Bike lanes are most important because of what they facilitate. They lower vehicle speeds by narrowing the street; they protect pedestrians by getting people on bikes off the sidewalk and into their own lane; they send more money to local businesses by bringing slow-moving traffic to the storefronts; with time, they relieve congestion by encouraging people to take shorter trips by bike or foot instead of in a car.

That said, Denver leaders say they learned one important lesson from last month’s demo: removing an entire lane of auto parking from Broadway would be a bad idea. During the demo, some would-be customers who arrived in cars struggled to find spots nearby.

“That’s a very big lesson learned: parking is essential to maintain,” said Emily Snyder, the city’s pedestrian/bicycle project manager.

Snyder said a permanent bike lane plan on Broadway could modify the bulb-out curbs to allow a protected bike lane along the sidewalk curb, with an auto parking lane separating the new bike lanes from auto traffic.
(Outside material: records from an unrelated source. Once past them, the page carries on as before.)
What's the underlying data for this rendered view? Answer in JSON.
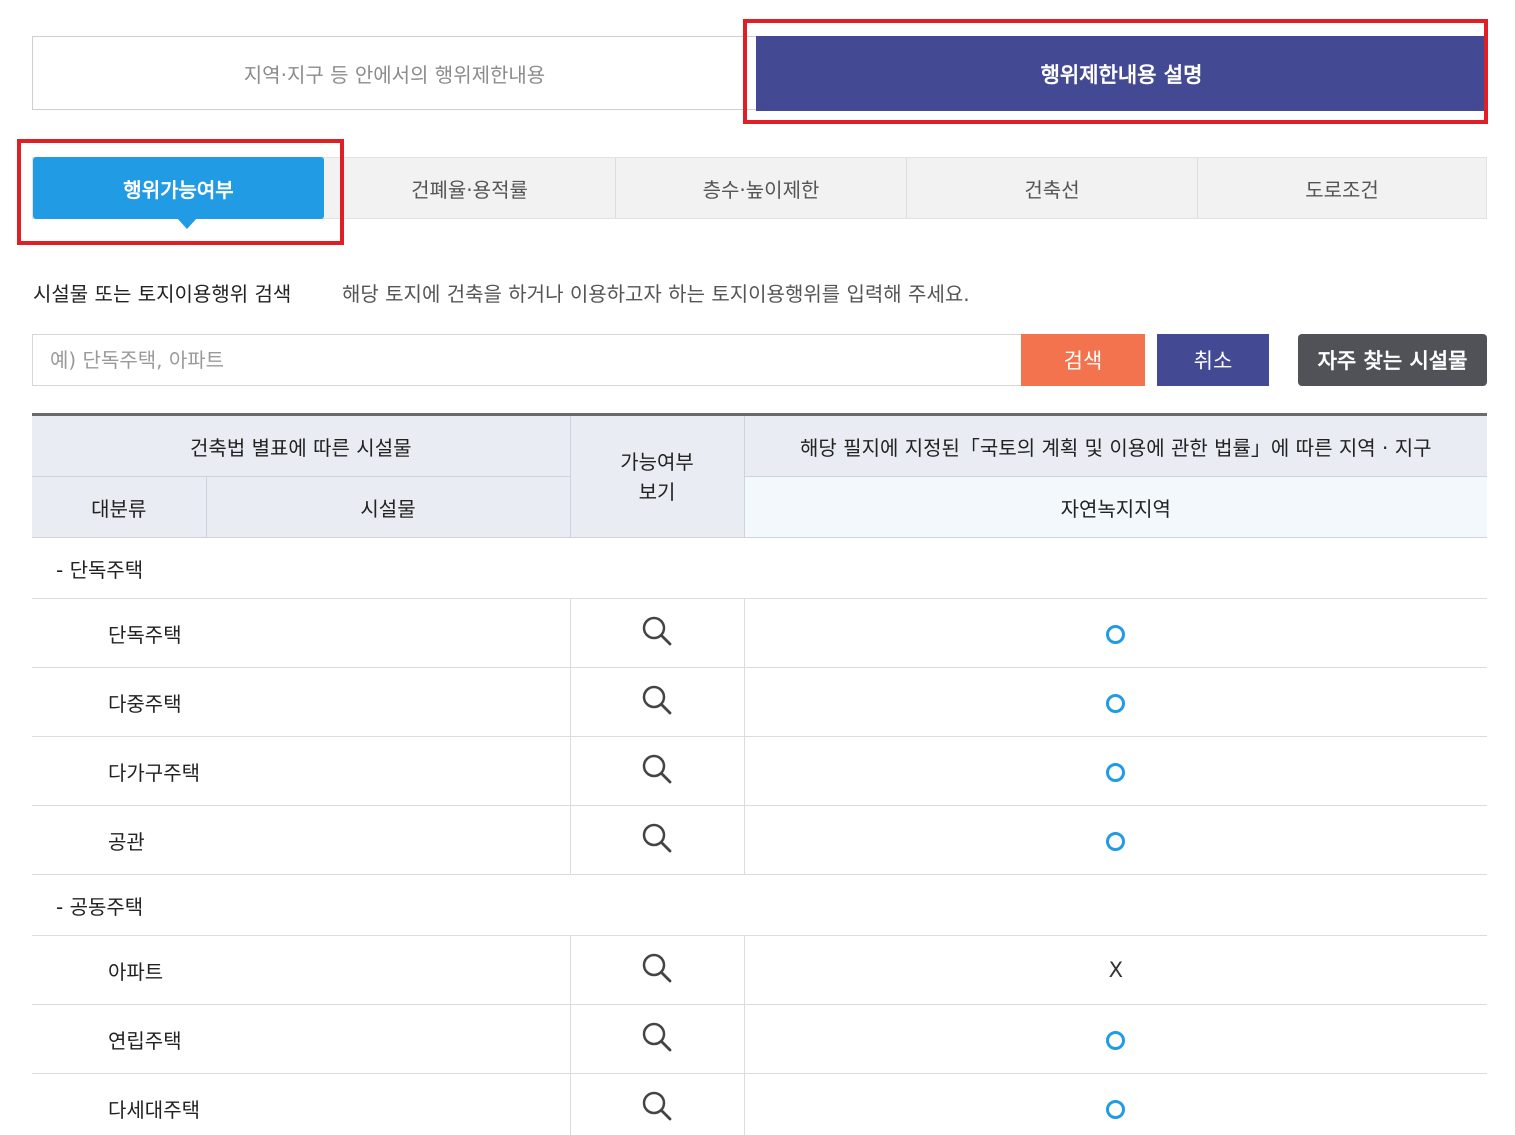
{
  "top_tabs": {
    "left": "지역·지구 등 안에서의 행위제한내용",
    "right": "행위제한내용 설명"
  },
  "sub_tabs": [
    "행위가능여부",
    "건폐율·용적률",
    "층수·높이제한",
    "건축선",
    "도로조건"
  ],
  "search": {
    "label": "시설물 또는 토지이용행위 검색",
    "help": "해당 토지에 건축을 하거나 이용하고자 하는 토지이용행위를 입력해 주세요.",
    "placeholder": "예) 단독주택, 아파트",
    "search_button": "검색",
    "cancel_button": "취소",
    "frequent_button": "자주 찾는 시설물"
  },
  "table": {
    "header_facility": "건축법 별표에 따른 시설물",
    "header_possible": "가능여부\n보기",
    "header_zone": "해당 필지에 지정된「국토의 계획 및 이용에 관한 법률」에 따른 지역 · 지구",
    "header_category": "대분류",
    "header_item": "시설물",
    "header_zone_name": "자연녹지지역",
    "groups": [
      {
        "category": "- 단독주택",
        "items": [
          {
            "name": "단독주택",
            "result": "O"
          },
          {
            "name": "다중주택",
            "result": "O"
          },
          {
            "name": "다가구주택",
            "result": "O"
          },
          {
            "name": "공관",
            "result": "O"
          }
        ]
      },
      {
        "category": "- 공동주택",
        "items": [
          {
            "name": "아파트",
            "result": "X"
          },
          {
            "name": "연립주택",
            "result": "O"
          },
          {
            "name": "다세대주택",
            "result": "O"
          }
        ]
      }
    ]
  }
}
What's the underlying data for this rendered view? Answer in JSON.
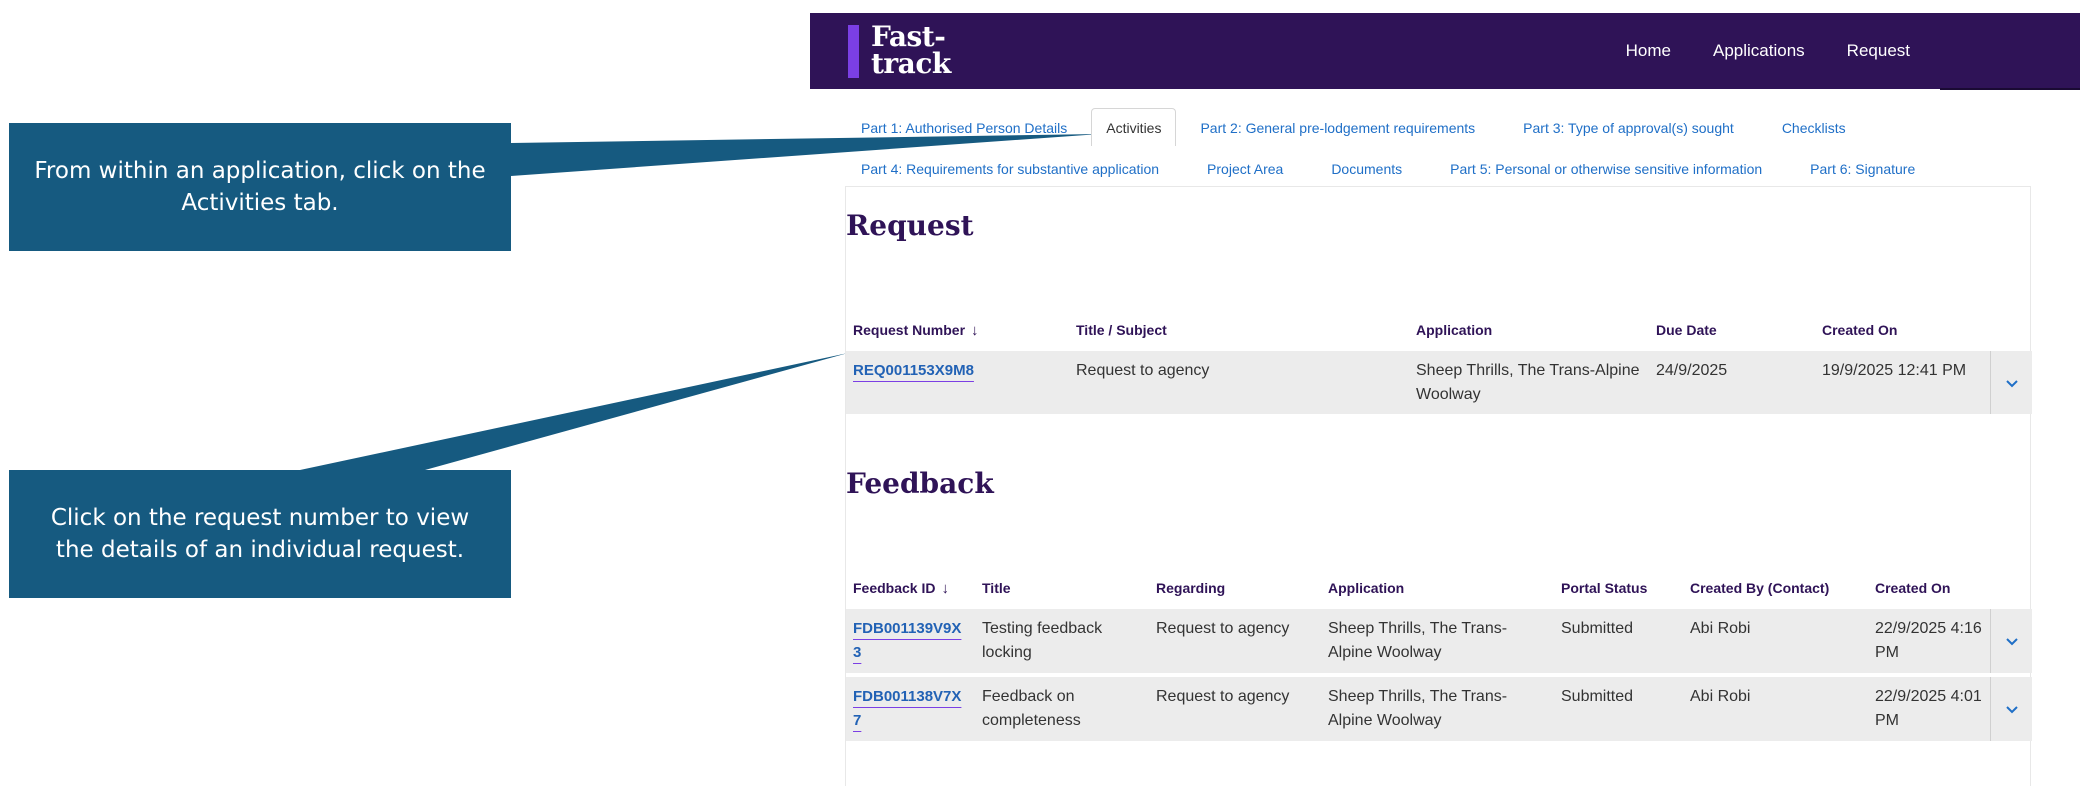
{
  "callouts": [
    {
      "text": "From within an application, click on the Activities tab."
    },
    {
      "text": "Click on the request number to view the details of an individual request."
    }
  ],
  "header": {
    "logo_line1": "Fast-",
    "logo_line2": "track",
    "nav": [
      "Home",
      "Applications",
      "Request"
    ]
  },
  "tabs": {
    "row1": [
      "Part 1: Authorised Person Details",
      "Activities",
      "Part 2: General pre-lodgement requirements",
      "Part 3: Type of approval(s) sought",
      "Checklists"
    ],
    "row2": [
      "Part 4: Requirements for substantive application",
      "Project Area",
      "Documents",
      "Part 5: Personal or otherwise sensitive information",
      "Part 6: Signature"
    ],
    "active": "Activities"
  },
  "request": {
    "title": "Request",
    "columns": [
      "Request Number",
      "Title / Subject",
      "Application",
      "Due Date",
      "Created On"
    ],
    "sort_glyph": "↓",
    "rows": [
      {
        "number": "REQ001153X9M8",
        "subject": "Request to agency",
        "application": "Sheep Thrills, The Trans-Alpine Woolway",
        "due": "24/9/2025",
        "created": "19/9/2025 12:41 PM"
      }
    ]
  },
  "feedback": {
    "title": "Feedback",
    "columns": [
      "Feedback ID",
      "Title",
      "Regarding",
      "Application",
      "Portal Status",
      "Created By (Contact)",
      "Created On"
    ],
    "sort_glyph": "↓",
    "rows": [
      {
        "id": "FDB001139V9X3",
        "title": "Testing feedback locking",
        "regarding": "Request to agency",
        "application": "Sheep Thrills, The Trans-Alpine Woolway",
        "status": "Submitted",
        "created_by": "Abi Robi",
        "created": "22/9/2025 4:16 PM"
      },
      {
        "id": "FDB001138V7X7",
        "title": "Feedback on completeness",
        "regarding": "Request to agency",
        "application": "Sheep Thrills, The Trans-Alpine Woolway",
        "status": "Submitted",
        "created_by": "Abi Robi",
        "created": "22/9/2025 4:01 PM"
      }
    ]
  },
  "colors": {
    "header": "#2f1357",
    "accent": "#7b3fe4",
    "callout": "#165a80",
    "link": "#2262b5"
  },
  "icons": {
    "expand": "chevron-down-icon",
    "sort": "arrow-down-icon"
  }
}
That setup has been used on major commercial streets in Seattle, New York, Honolulu, Salt Lake City and elsewhere.

Snyder said the demo also taught the city about the need to coordinate traffic plans with other agencies during demos – the water bureau added to confusion on the street by doing an emergency pipe repair in early rush hour, slowing auto traffic more than it otherwise might have.

In general, though, Snyder said the Denver demo clearly demonstrated the difference bike lanes could make for giving more Denverites a comfortable way to bike to local stores.

“I’ve never seen so many bikes legally locked up to the right bike parking, and people were spending money,” she said. “They were out there.”